Brouhaha Rhythm
Waiting Until the Last Instant
Editor’s Note: This column was originally intended for publication on December 2nd, but due to the lateness of submission, it was pushed back until this issue.
It is with varying degrees of shame that I admit that I’m a chronic procrastinator. Ask my editor, and he can tell you that I always cut it close. Whether or not I finish my article on time is often a matter of typing speed. I realize that procrastinating is a terrible work habit, but I hope you won’t blame me too much for being less than enthusiastic to leap full-faced in front of the fire hose. As it happens, I’m about to make an earnest effort to be more responsible in the future, which is why I’m milking this common thread with much of the rest of humanity for one more article while I’ve still got the chance. 23 hours after my soft deadline. We had a holiday — totally not my fault.

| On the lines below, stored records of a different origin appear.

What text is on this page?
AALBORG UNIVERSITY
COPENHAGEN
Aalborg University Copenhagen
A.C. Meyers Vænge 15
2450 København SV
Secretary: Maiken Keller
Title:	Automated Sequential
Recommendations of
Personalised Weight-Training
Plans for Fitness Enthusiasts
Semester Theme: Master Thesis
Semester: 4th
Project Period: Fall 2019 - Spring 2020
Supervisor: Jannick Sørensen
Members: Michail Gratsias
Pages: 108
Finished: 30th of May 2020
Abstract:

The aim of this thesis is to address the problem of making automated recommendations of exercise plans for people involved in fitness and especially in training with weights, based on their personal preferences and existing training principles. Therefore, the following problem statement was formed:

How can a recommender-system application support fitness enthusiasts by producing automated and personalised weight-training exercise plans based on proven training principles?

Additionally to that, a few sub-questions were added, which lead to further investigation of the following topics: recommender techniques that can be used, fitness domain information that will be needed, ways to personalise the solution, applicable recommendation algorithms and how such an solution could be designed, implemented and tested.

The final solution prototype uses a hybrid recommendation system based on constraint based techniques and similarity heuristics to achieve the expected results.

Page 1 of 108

It is perhaps more accurate than quaint to say that blood runs through my procrastination, and what with the recent blood drive on campus, the latter is feeling even thicker than water than usual. It’s hard to know what to make of the practice of putting work off until the last minute. On the one hand, you have people who argue that they do their best work under pressure, which if you think about it, is sort of like a pilot saying he does his best flying at an altitude of 50 feet. Sure, it might be true, but no matter how many times he claims to be a leaf on the wind, good luck getting anybody to be his co-pilot. At the same time, though, as my attention span continues to diminish for reasons I don’t fully understand, even that excuse is getting hard to …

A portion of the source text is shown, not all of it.